Prove that the dual norm is in fact a norm

[Dafe]

Homework Statement

Let ||\cdot || denote any norm on \mathbb{C}^m. The corresponding dual norm ||\cdot ||' is defined by the formula ||x||^=sup_{||y||=1}|y^*x|.
Prove that ||\cdot ||' is a norm.

Homework Equations

I think the Hölder inequality is relevant: |x^*y|\leq ||x||_p ||y||_q, 1/p+1/q=1 with 1\leq p, q\leq\infty

The Attempt at a Solution

Since a norm is a function satisfying three properties, I need to show that they hold.
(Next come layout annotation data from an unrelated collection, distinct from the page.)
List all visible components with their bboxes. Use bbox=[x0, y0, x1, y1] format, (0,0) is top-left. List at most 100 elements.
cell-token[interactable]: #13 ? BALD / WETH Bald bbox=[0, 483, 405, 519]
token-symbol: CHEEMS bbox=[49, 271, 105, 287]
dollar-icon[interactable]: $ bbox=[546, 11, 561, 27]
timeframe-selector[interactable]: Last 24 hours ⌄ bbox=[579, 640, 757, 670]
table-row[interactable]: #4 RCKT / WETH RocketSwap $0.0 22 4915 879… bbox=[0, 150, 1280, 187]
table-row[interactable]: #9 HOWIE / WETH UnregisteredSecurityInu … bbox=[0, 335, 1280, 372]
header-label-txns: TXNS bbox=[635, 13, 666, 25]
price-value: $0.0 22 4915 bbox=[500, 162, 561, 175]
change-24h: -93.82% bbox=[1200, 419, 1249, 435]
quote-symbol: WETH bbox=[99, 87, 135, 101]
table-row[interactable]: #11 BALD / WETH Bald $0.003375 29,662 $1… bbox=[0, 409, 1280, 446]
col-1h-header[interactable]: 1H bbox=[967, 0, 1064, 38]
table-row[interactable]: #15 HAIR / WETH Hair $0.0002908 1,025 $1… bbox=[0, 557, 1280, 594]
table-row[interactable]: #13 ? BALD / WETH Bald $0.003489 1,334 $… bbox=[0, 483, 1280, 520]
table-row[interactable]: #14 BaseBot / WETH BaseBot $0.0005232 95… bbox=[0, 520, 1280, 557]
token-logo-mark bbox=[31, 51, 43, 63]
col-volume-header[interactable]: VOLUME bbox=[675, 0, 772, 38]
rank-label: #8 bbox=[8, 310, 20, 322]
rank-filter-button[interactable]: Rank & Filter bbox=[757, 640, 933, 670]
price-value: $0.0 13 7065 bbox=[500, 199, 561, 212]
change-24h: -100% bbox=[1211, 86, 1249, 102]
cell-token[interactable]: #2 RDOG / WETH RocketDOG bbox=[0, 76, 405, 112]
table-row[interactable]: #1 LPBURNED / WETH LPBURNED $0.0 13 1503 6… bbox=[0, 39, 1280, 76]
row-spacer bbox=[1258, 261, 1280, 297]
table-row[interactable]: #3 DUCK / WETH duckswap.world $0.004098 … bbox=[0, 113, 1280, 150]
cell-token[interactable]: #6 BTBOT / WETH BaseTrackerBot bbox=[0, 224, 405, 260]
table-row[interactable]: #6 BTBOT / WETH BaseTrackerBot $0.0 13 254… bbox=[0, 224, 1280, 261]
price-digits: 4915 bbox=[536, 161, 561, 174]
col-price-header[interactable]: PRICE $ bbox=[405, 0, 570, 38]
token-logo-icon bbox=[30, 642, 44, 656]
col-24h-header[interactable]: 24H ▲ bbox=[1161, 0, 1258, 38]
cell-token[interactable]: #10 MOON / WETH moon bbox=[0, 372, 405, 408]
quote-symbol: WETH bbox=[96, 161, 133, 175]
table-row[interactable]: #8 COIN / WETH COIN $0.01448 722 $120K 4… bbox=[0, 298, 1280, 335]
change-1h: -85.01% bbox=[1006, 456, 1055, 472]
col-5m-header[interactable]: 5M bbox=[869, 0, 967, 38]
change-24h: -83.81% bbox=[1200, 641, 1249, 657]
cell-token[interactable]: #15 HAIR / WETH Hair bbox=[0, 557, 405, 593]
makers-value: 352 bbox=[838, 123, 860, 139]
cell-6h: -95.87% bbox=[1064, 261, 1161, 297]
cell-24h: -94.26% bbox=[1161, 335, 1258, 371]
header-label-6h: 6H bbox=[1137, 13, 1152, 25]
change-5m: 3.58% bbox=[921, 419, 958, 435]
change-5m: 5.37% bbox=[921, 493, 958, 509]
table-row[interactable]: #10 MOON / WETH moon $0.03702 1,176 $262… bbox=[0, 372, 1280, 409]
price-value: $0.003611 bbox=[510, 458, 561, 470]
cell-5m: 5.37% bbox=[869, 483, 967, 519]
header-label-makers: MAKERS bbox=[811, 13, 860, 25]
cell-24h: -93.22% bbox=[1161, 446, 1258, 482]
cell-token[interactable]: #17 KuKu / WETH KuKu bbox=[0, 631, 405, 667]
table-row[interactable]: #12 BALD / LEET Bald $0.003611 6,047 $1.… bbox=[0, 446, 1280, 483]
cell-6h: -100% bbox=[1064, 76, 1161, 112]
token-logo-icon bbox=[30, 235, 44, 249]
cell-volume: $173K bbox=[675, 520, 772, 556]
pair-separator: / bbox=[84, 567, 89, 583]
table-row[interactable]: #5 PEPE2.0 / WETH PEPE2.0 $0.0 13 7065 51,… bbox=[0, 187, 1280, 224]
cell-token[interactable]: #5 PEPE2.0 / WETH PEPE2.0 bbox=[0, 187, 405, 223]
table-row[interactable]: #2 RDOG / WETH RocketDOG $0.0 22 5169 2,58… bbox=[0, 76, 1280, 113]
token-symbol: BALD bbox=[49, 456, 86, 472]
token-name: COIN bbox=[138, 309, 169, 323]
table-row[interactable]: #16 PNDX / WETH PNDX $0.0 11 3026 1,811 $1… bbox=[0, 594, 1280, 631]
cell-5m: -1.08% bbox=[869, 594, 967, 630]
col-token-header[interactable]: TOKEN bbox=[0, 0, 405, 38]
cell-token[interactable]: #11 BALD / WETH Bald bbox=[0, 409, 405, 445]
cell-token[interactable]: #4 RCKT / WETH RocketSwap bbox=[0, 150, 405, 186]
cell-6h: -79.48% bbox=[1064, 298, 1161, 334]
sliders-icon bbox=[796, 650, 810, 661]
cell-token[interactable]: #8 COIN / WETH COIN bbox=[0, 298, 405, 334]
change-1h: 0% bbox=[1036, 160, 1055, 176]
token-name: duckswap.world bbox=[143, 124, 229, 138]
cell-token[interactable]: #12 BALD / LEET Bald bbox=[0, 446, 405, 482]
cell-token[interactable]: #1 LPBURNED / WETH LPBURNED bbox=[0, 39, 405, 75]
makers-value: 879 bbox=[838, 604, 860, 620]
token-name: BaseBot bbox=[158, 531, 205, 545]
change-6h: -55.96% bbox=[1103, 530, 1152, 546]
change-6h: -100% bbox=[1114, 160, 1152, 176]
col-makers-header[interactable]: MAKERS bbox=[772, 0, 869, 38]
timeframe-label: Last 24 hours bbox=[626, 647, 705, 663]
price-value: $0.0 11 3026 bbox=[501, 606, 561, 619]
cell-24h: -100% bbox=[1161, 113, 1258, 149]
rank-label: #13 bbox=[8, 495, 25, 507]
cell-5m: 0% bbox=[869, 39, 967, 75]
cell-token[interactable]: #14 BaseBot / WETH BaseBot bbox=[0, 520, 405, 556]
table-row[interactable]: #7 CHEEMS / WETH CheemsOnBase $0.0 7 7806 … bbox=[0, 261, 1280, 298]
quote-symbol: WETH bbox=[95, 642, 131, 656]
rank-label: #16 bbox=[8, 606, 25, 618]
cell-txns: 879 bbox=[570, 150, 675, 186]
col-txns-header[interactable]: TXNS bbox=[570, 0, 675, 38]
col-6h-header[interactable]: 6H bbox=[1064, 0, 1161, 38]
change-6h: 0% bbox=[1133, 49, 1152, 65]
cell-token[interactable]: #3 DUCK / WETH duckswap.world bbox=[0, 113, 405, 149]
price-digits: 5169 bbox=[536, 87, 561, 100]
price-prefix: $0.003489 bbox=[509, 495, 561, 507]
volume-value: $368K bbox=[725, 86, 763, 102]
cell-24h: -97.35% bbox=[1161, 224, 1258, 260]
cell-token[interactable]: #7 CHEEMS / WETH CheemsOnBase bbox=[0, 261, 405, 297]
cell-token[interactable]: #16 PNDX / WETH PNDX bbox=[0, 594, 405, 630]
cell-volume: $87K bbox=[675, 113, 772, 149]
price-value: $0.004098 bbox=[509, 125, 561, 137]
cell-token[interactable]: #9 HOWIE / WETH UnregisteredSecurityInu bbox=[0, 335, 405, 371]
(1) ||x||'=0 if and only if x=0.
(2) ||\alpha x||'=|\alpha| ||x||^.
(3) ||x+z||'\leq ||x||^+||z||^.

I manage to do (1) and (2) just fine, but the triangle inequality (3) is giving me problems.

I use the Hölder inequality to get the following:

||x+z||'=sup_{||y||=1}|y^*(x+z)|\leq ||y|| ||x+z||=||x+z||

||x||'=sup_{||y||=1}|y^*x|\leq ||y|| ||x|| =||x||

||z||'=sup_{||y||=1}|y^*z|\leq ||y|| ||z|| =||z||

(1) ||x||'\leq ||x||
(2) ||z||'\leq ||z||
(3) ||x||'+||z||' \leq ||x||+||z||

I also know that
(4) ||x+z|| \leq ||x||+||z||

I am unable to show that ||x+z||\leq ||x||'+||z||' which I think I must if I am to prove the triangle inequality.

Any help is appreciated.

 

[dirk_mec1]

||x+z||'=sup_{||y||=1} |y^*(x+z)| = sup_{||y||=1} | y^*x + y^*z | \leq sup_{||y||=1} | y^*x| + sup_{||y||=1} |y^*z | = ||x||' + ||z||'

The supremum-norm is a norm.

 

[Dafe]

Ah, didn't think of it that way. Thank you very much.